THE HAMPSHIRE CORPS.
All the southern county corps were brought in by special excursion trains, each train, in many cases, taking up on its route any corps which were in waiting. All these troops, we should state further, were brought into the Terminus and let down on the different platforms there.
Hampshire furnished, like Surrey, a quota of cavalry to the Review. The 1st Hants Light Horse (Droxford) marched into Brighton and “put up” at the Cavalry Barracks.
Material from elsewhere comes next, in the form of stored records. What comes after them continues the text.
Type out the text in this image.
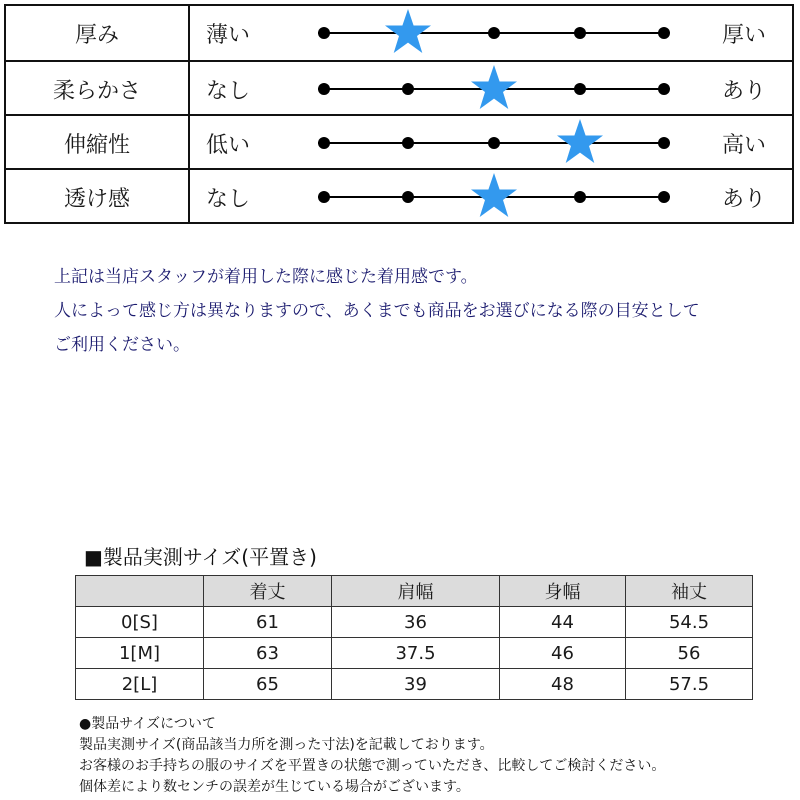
厚み	薄い	厚い
柔らかさ	なし	あり
伸縮性	低い	高い
透け感	なし	あり
上記は当店スタッフが着用した際に感じた着用感です。
人によって感じ方は異なりますので、あくまでも商品をお選びになる際の目安として
ご利用ください。
■製品実測サイズ(平置き)
	着丈	肩幅	身幅	袖丈
0[S]	61	36	44	54.5
1[M]	63	37.5	46	56
2[L]	65	39	48	57.5
●製品サイズについて
製品実測サイズ(商品該当力所を測った寸法)を記載しております。
お客様のお手持ちの服のサイズを平置きの状態で測っていただき、比較してご検討ください。
個体差により数センチの誤差が生じている場合がございます。
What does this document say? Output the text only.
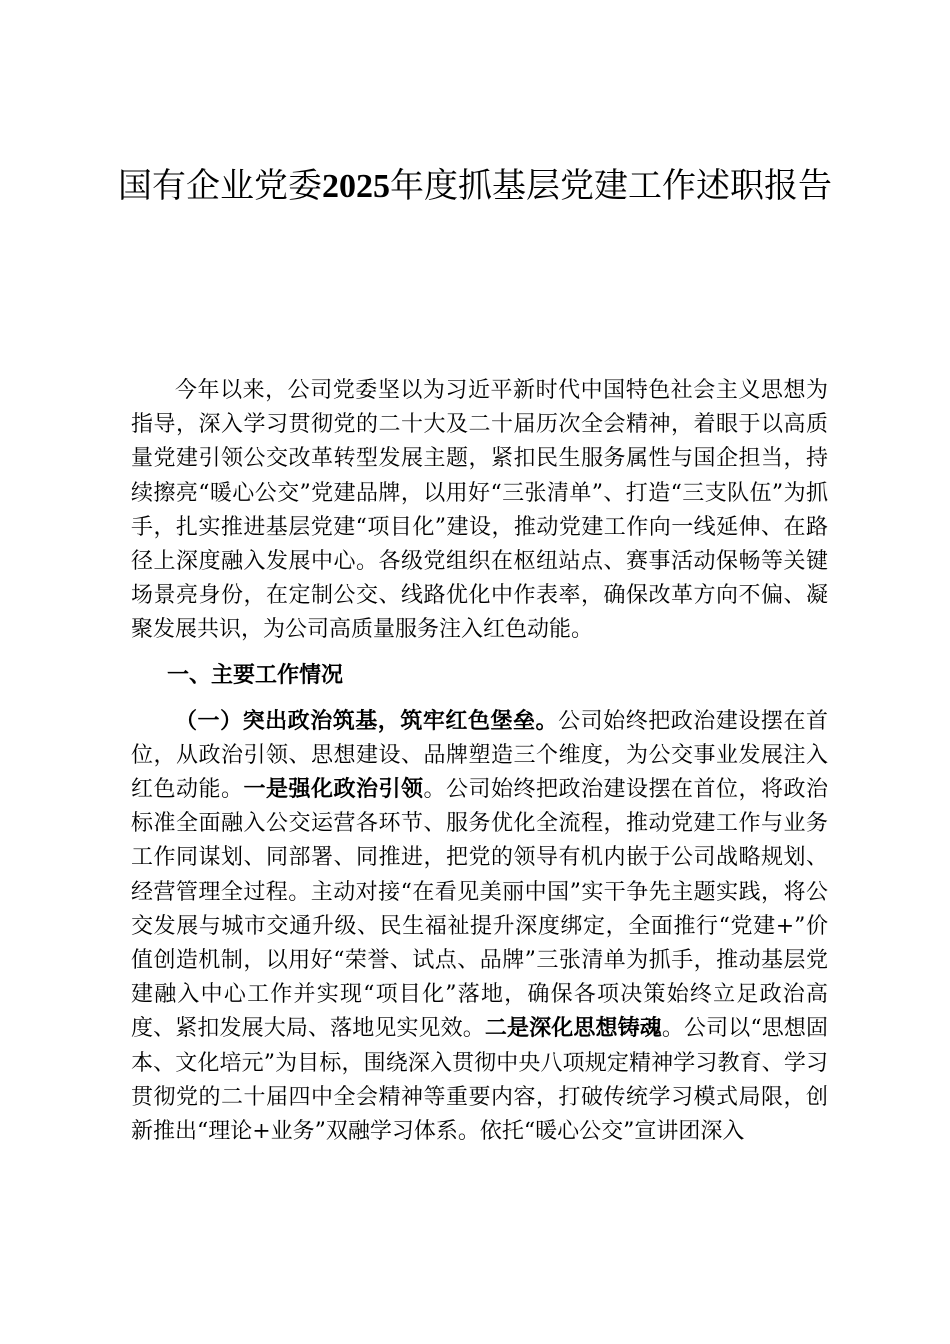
国有企业党委2025年度抓基层党建工作述职报告

今年以来，公司党委坚以为习近平新时代中国特色社会主义思想为指导，深入学习贯彻党的二十大及二十届历次全会精神，着眼于以高质量党建引领公交改革转型发展主题，紧扣民生服务属性与国企担当，持续擦亮“暖心公交”党建品牌，以用好“三张清单”、打造“三支队伍”为抓手，扎实推进基层党建“项目化”建设，推动党建工作向一线延伸、在路径上深度融入发展中心。各级党组织在枢纽站点、赛事活动保畅等关键场景亮身份，在定制公交、线路优化中作表率，确保改革方向不偏、凝聚发展共识，为公司高质量服务注入红色动能。

一、主要工作情况

（一）突出政治筑基，筑牢红色堡垒。公司始终把政治建设摆在首位，从政治引领、思想建设、品牌塑造三个维度，为公交事业发展注入红色动能。一是强化政治引领。公司始终把政治建设摆在首位，将政治标准全面融入公交运营各环节、服务优化全流程，推动党建工作与业务工作同谋划、同部署、同推进，把党的领导有机内嵌于公司战略规划、经营管理全过程。主动对接“在看见美丽中国”实干争先主题实践，将公交发展与城市交通升级、民生福祉提升深度绑定，全面推行“党建+”价值创造机制，以用好“荣誉、试点、品牌”三张清单为抓手，推动基层党建融入中心工作并实现“项目化”落地，确保各项决策始终立足政治高度、紧扣发展大局、落地见实见效。二是深化思想铸魂。公司以“思想固本、文化培元”为目标，围绕深入贯彻中央八项规定精神学习教育、学习贯彻党的二十届四中全会精神等重要内容，打破传统学习模式局限，创新推出“理论+业务”双融学习体系。依托“暖心公交”宣讲团深入
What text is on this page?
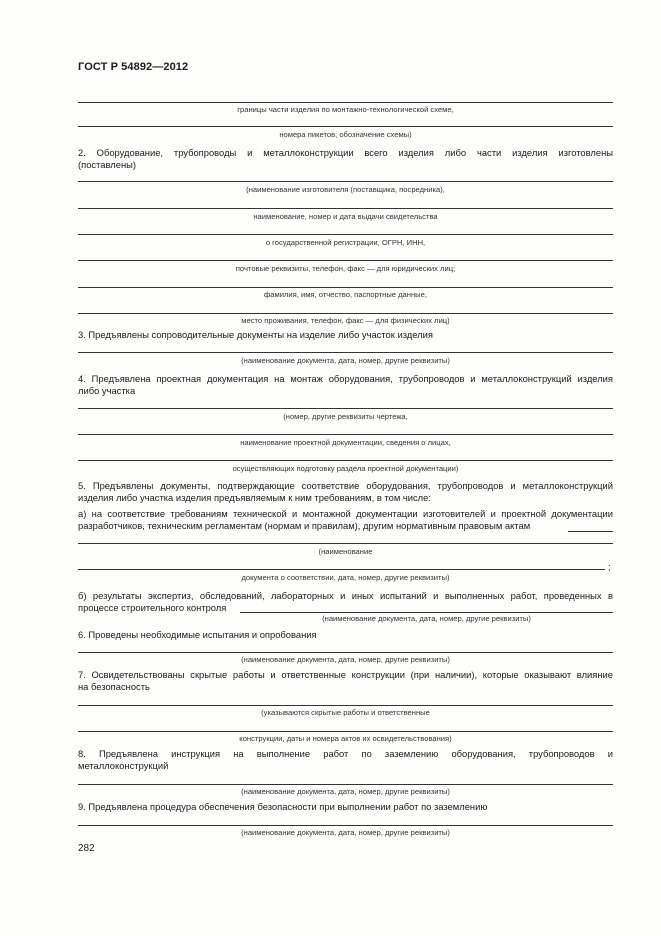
ГОСТ Р 54892—2012
границы части изделия по монтажно-технологической схеме,
номера пикетов, обозначение схемы)
2. Оборудование, трубопроводы и металлоконструкции всего изделия либо части изделия изготовлены
(поставлены)
(наименование изготовителя (поставщика, посредника),
наименование, номер и дата выдачи свидетельства
о государственной регистрации, ОГРН, ИНН,
почтовые реквизиты, телефон, факс — для юридических лиц;
фамилия, имя, отчество, паспортные данные,
место проживания, телефон, факс — для физических лиц)
3. Предъявлены сопроводительные документы на изделие либо участок изделия
(наименование документа, дата, номер, другие реквизиты)
4. Предъявлена проектная документация на монтаж оборудования, трубопроводов и металлоконструкций изделия
либо участка
(номер, другие реквизиты чертежа,
наименование проектной документации, сведения о лицах,
осуществляющих подготовку раздела проектной документации)
5. Предъявлены документы, подтверждающие соответствие оборудования, трубопроводов и металлоконструкций
изделия либо участка изделия предъявляемым к ним требованиям, в том числе:
а) на соответствие требованиям технической и монтажной документации изготовителей и проектной документации
разработчиков, техническим регламентам (нормам и правилам), другим нормативным правовым актам
(наименование
;
документа о соответствии, дата, номер, другие реквизиты)
б) результаты экспертиз, обследований, лабораторных и иных испытаний и выполненных работ, проведенных в
процессе строительного контроля
(наименование документа, дата, номер, другие реквизиты)
6. Проведены необходимые испытания и опробования
(наименование документа, дата, номер, другие реквизиты)
7. Освидетельствованы скрытые работы и ответственные конструкции (при наличии), которые оказывают влияние
на безопасность
(указываются скрытые работы и ответственные
конструкции, даты и номера актов их освидетельствования)
8. Предъявлена инструкция на выполнение работ по заземлению оборудования, трубопроводов и
металлоконструкций
(наименование документа, дата, номер, другие реквизиты)
9. Предъявлена процедура обеспечения безопасности при выполнении работ по заземлению
(наименование документа, дата, номер, другие реквизиты)
282
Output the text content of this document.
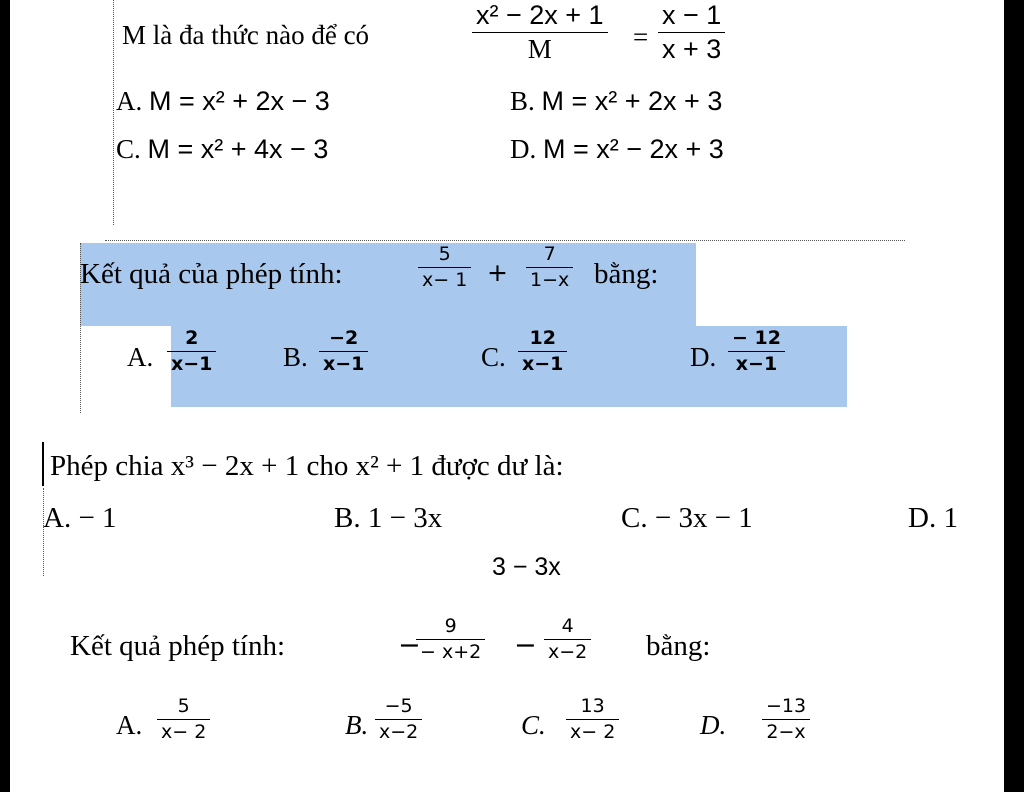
M là đa thức nào để có
x² − 2x + 1
M	=
x − 1
x + 3
A. M = x² + 2x − 3	B. M = x² + 2x + 3
C. M = x² + 4x − 3	D. M = x² − 2x + 3
Kết quả của phép tính:
5
x− 1 +
7
1−x bằng:
A.
2
x−1	B.
−2
x−1	C.
12
x−1	D.
− 12
x−1
Phép chia x³ − 2x + 1 cho x² + 1 được dư là:
A. − 1	B. 1 − 3x	C. − 3x − 1	D. 1
3 − 3x
Kết quả phép tính:	−
9
− x+2 −
4
x−2 bằng:
A.
5
x− 2	B.
−5
x−2	C.
13
x− 2	D.
−13
2−x
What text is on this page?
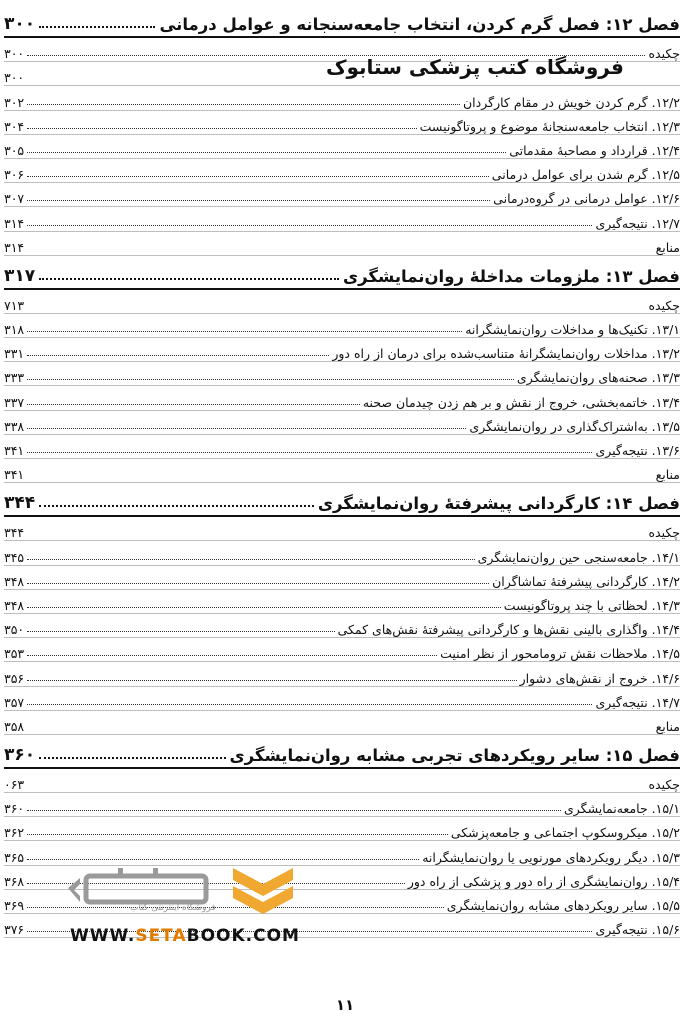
فصل ۱۲: فصل گرم کردن، انتخاب جامعه‌سنجانه و عوامل درمانی
۳۰۰
چکیده
۳۰۰
۳۰۰
۱۲/۲. گرم کردن خویش در مقام کارگردان
۳۰۲
۱۲/۳. انتخاب جامعه‌سنجانهٔ موضوع و پروتاگونیست
۳۰۴
۱۲/۴. قرارداد و مصاحبهٔ مقدماتی
۳۰۵
۱۲/۵. گرم شدن برای عوامل درمانی
۳۰۶
۱۲/۶. عوامل درمانی در گروه‌درمانی
۳۰۷
۱۲/۷. نتیجه‌گیری
۳۱۴
منابع
۳۱۴
فصل ۱۳: ملزومات مداخلهٔ روان‌نمایشگری
۳۱۷
چکیده
۷۱۳
۱۳/۱. تکنیک‌ها و مداخلات روان‌نمایشگرانه
۳۱۸
۱۳/۲. مداخلات روان‌نمایشگرانهٔ متناسب‌شده برای درمان از راه دور
۳۳۱
۱۳/۳. صحنه‌های روان‌نمایشگری
۳۳۳
۱۳/۴. خاتمه‌بخشی، خروج از نقش و بر هم زدن چیدمان صحنه
۳۳۷
۱۳/۵. به‌اشتراک‌گذاری در روان‌نمایشگری
۳۳۸
۱۳/۶. نتیجه‌گیری
۳۴۱
منابع
۳۴۱
فصل ۱۴: کارگردانی پیشرفتهٔ روان‌نمایشگری
۳۴۴
چکیده
۳۴۴
۱۴/۱. جامعه‌سنجی حین روان‌نمایشگری
۳۴۵
۱۴/۲. کارگردانی پیشرفتهٔ تماشاگران
۳۴۸
۱۴/۳. لحظاتی با چند پروتاگونیست
۳۴۸
۱۴/۴. واگذاری بالینی نقش‌ها و کارگردانی پیشرفتهٔ نقش‌های کمکی
۳۵۰
۱۴/۵. ملاحظات نقش ترومامحور از نظر امنیت
۳۵۳
۱۴/۶. خروج از نقش‌های دشوار
۳۵۶
۱۴/۷. نتیجه‌گیری
۳۵۷
منابع
۳۵۸
فصل ۱۵: سایر رویکردهای تجربی مشابه روان‌نمایشگری
۳۶۰
چکیده
۰۶۳
۱۵/۱. جامعه‌نمایشگری
۳۶۰
۱۵/۲. میکروسکوپ اجتماعی و جامعه‌پزشکی
۳۶۲
۱۵/۳. دیگر رویکردهای مورنویی یا روان‌نمایشگرانه
۳۶۵
۱۵/۴. روان‌نمایشگری از راه دور و پزشکی از راه دور
۳۶۸
۱۵/۵. سایر رویکردهای مشابه روان‌نمایشگری
۳۶۹
۱۵/۶. نتیجه‌گیری
۳۷۶
فروشگاه کتب پزشکی ستابوک
فروشگاه اینترنتی کتاب
WWW.SETABOOK.COM
۱۱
Artillery also came in strong force from Hampshire. There were the 1st Hants (Bitterne), 90, under Captains S. Macnaghten and F. P. W. Freeman; 2nd ditto (Southsea), 110, Captains E. Galt and W. E. Frost; 3rd (Portsmouth Dockyard), 171, Lieut,-Colonel A. B. Sturdee. The Rifle Corps from Hants were the 1st (Winchester), 120, Capt.-Commandant T. Faunce; 2nd (Southampton), 360, Lieut.-Colonel O. Grinston; 16th (Alresford), 60, Capt. Marx. (The foregoing troops came from Havant station.)—The 2nd Battalion comprised the 4th (Havant), 60, Capt. C. J. Longcroft; 5th (Portsmouth), 190. Capt. F. J. C. Gordon; 6th (Gosport), 60, Capt. Purvis, R.N.; 23rd (Cosham), 30, Lieut E. Goble.—The 3rd Battalion also came from Havant. It included the 7th (Fareham), Capt. F. E. Bruce; the 8th (Bitterne), Capt. W. Warner; the 12th (Petersfield). Capt.-Commandant Chawner; 17th (Titchfield), Lieut G. Wingate; 20th (Wickham), Lieut. H. Carter; 21st (Alton). Lieut. C. Rivers; 22nd (Bishop's Waltham), Lieut B. P. Shearer,—The total muster of the battalion was 365 men.